Dejó escapar una gran carcajada, tan cálida e intensa como su tono de voz.

– Supongo que no se trata de información vital, aunque los alemanes puedan albergar la intención de invadir Tasmania.

– ¿Y qué encontrarán si lo hacen? -le pregunté, cambiándome la jaula de Chérie del brazo derecho al izquierdo.

– Bueno, en el noroeste, donde yo crecí, encontrarán grandes zonas de cultivo con tierra volcánica. Al ir hacia el sur por la costa y el interior, se toparán con pueblos mineros y zonas de vegetación virgen que nadie ha pisado jamás. Y en el noreste hallarán las plantaciones de lavanda más grandes del hemisferio sur.
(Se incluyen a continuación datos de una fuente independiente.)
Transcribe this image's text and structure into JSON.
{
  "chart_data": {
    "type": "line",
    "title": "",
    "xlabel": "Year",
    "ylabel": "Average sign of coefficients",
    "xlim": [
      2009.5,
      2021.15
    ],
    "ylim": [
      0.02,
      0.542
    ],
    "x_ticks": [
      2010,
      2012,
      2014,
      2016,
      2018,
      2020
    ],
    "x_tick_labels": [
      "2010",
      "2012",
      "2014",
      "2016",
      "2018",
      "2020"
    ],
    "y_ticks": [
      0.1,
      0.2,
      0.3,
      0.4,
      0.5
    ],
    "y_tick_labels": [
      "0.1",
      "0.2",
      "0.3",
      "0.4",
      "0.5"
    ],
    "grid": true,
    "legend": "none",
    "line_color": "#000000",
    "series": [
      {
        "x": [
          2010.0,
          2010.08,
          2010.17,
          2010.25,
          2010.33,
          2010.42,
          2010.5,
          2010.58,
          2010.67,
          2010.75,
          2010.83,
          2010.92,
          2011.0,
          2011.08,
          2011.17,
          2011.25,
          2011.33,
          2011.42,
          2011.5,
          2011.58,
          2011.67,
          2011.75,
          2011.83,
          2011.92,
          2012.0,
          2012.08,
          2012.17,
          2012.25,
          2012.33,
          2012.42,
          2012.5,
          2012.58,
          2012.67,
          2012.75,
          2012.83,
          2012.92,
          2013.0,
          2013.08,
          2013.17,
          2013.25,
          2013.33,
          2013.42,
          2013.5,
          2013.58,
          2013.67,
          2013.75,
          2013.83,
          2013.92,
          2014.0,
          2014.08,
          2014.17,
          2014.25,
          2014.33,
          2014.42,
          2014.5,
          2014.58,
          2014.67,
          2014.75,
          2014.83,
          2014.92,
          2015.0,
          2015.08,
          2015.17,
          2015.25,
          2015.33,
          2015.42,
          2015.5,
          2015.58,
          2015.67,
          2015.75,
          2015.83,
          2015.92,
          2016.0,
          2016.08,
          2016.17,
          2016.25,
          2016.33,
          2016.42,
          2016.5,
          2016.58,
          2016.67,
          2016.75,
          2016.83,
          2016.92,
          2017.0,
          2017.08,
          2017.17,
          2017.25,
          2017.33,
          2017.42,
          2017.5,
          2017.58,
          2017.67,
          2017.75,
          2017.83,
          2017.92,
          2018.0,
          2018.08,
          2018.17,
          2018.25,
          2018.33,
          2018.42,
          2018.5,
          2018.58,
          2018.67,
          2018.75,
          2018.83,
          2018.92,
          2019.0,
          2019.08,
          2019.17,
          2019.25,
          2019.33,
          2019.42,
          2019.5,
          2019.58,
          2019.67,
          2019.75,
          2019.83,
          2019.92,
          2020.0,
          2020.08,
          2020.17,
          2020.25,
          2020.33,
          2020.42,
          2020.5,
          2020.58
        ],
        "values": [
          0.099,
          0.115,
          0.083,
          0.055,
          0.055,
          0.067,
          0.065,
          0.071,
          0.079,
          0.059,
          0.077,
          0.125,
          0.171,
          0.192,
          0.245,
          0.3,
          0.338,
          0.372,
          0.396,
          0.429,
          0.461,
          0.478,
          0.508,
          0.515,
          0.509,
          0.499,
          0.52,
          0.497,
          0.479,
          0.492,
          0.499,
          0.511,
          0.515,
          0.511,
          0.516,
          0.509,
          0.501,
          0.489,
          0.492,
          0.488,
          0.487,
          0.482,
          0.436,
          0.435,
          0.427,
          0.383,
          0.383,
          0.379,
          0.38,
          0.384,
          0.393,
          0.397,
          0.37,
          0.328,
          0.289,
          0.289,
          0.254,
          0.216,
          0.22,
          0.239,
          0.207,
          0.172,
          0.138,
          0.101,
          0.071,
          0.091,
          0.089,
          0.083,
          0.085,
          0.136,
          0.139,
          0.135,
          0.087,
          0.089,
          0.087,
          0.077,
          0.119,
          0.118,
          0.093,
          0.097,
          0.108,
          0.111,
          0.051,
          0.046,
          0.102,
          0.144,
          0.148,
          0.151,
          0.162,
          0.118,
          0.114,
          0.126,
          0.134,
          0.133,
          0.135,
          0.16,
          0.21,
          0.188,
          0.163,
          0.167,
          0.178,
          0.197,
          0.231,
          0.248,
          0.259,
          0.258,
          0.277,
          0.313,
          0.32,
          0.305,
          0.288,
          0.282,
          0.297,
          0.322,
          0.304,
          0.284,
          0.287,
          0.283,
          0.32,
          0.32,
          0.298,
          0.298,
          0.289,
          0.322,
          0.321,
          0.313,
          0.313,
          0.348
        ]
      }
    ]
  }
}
– ¿Plantaciones de lavanda? ¿Como las de aquí en Francia?

– Sí, muy parecidas -respondió, mirando a su alrededor-. Siempre he querido conocer la Provenza. Y ahora aquí estoy, por cortesía de los alemanes.

– Pensé que Australia era un desierto -comenté, tratando de mencionar toda la información que había leído para impresionar a Roger con mis conocimientos de su país.

Negó con la cabeza.

– Hay parte que lo es. Pero no Tasmania.

– Me gustaría ir allí algún día -afirmé con decisión, toda una declaración de intenciones por parte de alguien que acababa de descubrir dónde estaba el país-. ¿Hay allí teatros de variedades?

– En Sídney y en Melbourne, aunque primero tendríamos que terminar la guerra -me contestó sonriendo-. ¿Queda mucho para llegar a su casa?

– No, no queda mucho -le respondí.

Me preguntaba si le estaría importunando por hacerle tantas preguntas. Pero cuando él a su vez me preguntó por mi niñez en la Provenza y por cómo había llegado a ser una estrella en París, supuse que él también estaba disfrutando con la conversación. Me sorprendió que me confesara que me había visto actuar.

– Debió de ser en Londres, ¿no?

– Y en París también. Pero la vi dos veces en Londres -me explicó-. Estaba trabajando para la firma de abogados de mi tío en Inglaterra. Mis abuelos emigraron a Australia y mi padre nació allí. Pero la parte de la familia de mi madre es inglesa cien por cien: son todos pálidos de piel, débiles y muy endogámicos.

– No lo creo -repliqué, echándome a reír-. Mire qué resistencia tan apasionada están ofreciendo los británicos. Además, yo admiro mucho a Churchill.

– ¿En serio? -preguntó Roger-. Es un buen amigo de mi tío.

– Hace que los líderes franceses que nos han metido en esto parezcan muy poca cosa.

– La próxima vez que lo vea le transmitiré lo que usted acaba de decir -me aseguró Roger-. Se alegrará, porque me consta que ha visto todas y cada una de sus películas. Fue mi madre la primera que nos vio cruzando los campos hacia la casa. Les estaba echando las sobras a las gallinas, con el cabello recogido hacia atrás bajo un pañuelo. Cuando llegamos al muro, levantó la barbilla como si estuviera olfateando nuestro olor por el aire y entonces se volvió con la mano haciéndose visera sobre la frente, para darse sombra a los ojos.